EWeek 2024 Employee Spotlight - Sammy Nmair

Transatlantic Middle East District
Published Feb. 21, 2024
Updated: Feb. 21, 2024
Sammy Nmair at a project site in Bahrain.

Sammy Nmair at a project site in Bahrain.

Florida HHD Project

Florida HHD Project

Tank in Egypt During the Revolution

Sammy Nmair remembers when the Revolution began in 2011. Here is a tank his family saw in Egypt During the Revolution.

Columnbarium Project in Arlington National Cemetery.

Columnbarium Project in Arlington National Cemetery.

Ord Weitzel Gate Project in Arlington National Cemetery

One of Sammy Nmair's projects was the Ord Weitzel Gate Project in Arlington National Cemetery.

When Sammy Nmair began his job with the U.S. Army Corps of Engineers Transatlantic Middle East District (TAM), as a project engineer for the district’s Bahrain area it was like joining the family business. Nmair’s journey was inspired in part by his father who had previously worked for TAM in the early 2000’s.

Nmair’s family also lived in the Middle East during his formative years and while studying civil engineering at the American University in Cairo, Nmair and his family had a front row seat to history as the Arab Spring Revolution began in Egypt on January 25, 2011, and lasted for 18 days. The people of Egypt began protesting the government and Nmair remembers, “one million people were in Tahrir Square demanding the overthrow of Egyptian President Hosni Mubarak.”

In early February, the Nmair family was evacuated by the U.S. Embassy in Cairo when the embassy moved approximately 3,000 embassy employees. The evacuees were moved via busses and taken to the airport.

“I remember tanks and checkpoints were all on the highway. It seemed like the entire international expat community were at the VIP terminal in the airport. We had no idea where we were being sent to. Twelve hours later we were on a plane when we learned we were heading to Greece then to Jordan,” He recalled.” TAM supported the Nmair family throughout the evacuation process.

Nmair returned to Virginia to continue his civil engineering studies. He graduated with a bachelor’s and master’s degree in civil and infrastructure engineering with a concentration in construction from George Mason University (GMU).  This seemed natural to him as he comes from a family of engineers, including both his parents and siblings.

After graduation he had the opportunity to work on diverse projects in different positions. First, he got a job in the private sector at Balfour Beatty Construction doing special projects ranging up to $10 million from concept to completion of projects.

In 2019, he joined USACE in Florida working on the high-profile Herbert Hoover Dike (HHD) Project surrounding Lake Okeechobee as the senior project engineer where he successfully closed out four projects. 

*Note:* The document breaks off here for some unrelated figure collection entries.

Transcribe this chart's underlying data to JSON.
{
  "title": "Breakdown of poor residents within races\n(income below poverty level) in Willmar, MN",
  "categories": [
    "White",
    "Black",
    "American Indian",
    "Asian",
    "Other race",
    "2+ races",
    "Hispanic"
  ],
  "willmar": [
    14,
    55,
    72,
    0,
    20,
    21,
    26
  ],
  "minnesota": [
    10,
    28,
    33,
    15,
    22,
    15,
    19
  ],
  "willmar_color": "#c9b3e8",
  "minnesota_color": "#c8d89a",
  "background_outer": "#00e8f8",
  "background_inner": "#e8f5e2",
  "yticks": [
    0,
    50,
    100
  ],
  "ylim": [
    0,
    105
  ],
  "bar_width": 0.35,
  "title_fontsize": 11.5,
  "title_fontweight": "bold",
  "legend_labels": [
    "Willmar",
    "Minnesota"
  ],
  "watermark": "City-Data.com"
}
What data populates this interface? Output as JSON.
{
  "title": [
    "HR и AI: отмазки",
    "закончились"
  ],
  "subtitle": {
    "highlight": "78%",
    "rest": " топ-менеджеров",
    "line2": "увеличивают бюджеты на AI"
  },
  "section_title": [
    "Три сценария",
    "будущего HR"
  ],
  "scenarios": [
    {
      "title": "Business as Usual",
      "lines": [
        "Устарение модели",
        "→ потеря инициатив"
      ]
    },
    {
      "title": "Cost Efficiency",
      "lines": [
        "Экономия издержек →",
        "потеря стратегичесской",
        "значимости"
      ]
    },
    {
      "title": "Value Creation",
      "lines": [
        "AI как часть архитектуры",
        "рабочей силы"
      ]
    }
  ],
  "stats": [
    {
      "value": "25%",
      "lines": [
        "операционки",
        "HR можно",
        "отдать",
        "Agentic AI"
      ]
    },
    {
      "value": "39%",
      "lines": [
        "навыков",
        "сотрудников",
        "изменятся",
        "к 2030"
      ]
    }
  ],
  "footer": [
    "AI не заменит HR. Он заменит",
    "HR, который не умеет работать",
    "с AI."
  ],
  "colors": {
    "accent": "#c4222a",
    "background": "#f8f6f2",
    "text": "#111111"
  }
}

In 2021, he shifted to the Norfolk District where his work focused on projects in Arlington National Cemetery. He did a restoration for one of the original gates of the cemetery where restored them and placed them back in their original location on the grounds. He also restored the amphitheater in front of the Tomb of the Unknown Soldier and the columbarium’s. He also oversaw the review of the mega project expansion at Arlington National Cemetery.

During that project, Jeff Pohlig, TAM area engineer in Bahrain, called Sammy and asked if he would like to come work in the Middle East. “Yes sir,” Nmair declared, “that has always been my dream to work overseas.” He started at the Bahrain area office in January of 2023.

He's currently working on two projects in Bahrain, “The P-964 shore to ship utilities project which provides the Navy that provides power, telecommunications, water, and sewage connections for the ships that dock at the pier. They are also connecting via a tunnel to provide power across the base. The other project is P-974, electrical system upgrade, to create a new loop of electrical connections.” Additionally, he’s working on a project in the UAE.

“Sammy excels at coordinating utility outages with Naval Computer and Telecommunications Station (NCTS), the United Naval Forces Central Command (NAVCENT) and the Naval Support Activity Bahrain (NSA) in order to successfully execute contract P-974 NSA Bahrain Electrical System Upgrade and P-964 Shore to Ship Utilities.  Often approval requires creative solutions for alternative power, water, and cooling sources which require expeditious execution of contract modifications.  These modifications ensure the USACE projects continue on schedule while stakeholders are able to maintain national security capabilities,” Pohlig said.

“Getting to be hands on is what attracted me to construction,” Nmair said, “I get to see the product as it is being built to its completion. With the amount of work I put into these projects, I want to see the day-by-day process come to fruition. That’s how I get gratification from the work I do.  I also love working through the problems we face and finding solutions to finish these jobs.”

“I’m still young, but in five years I’m hoping to move forward into engineering management promotions. My goal is that by the end of my career I will manage large scale programs that help my agency reach their mission.”

Nmair intuitively speaks the language of leadership with gratitude for those who has helped him along the way. As he looks to the future, “Hopefully, I can give similar opportunities to someone else one day.”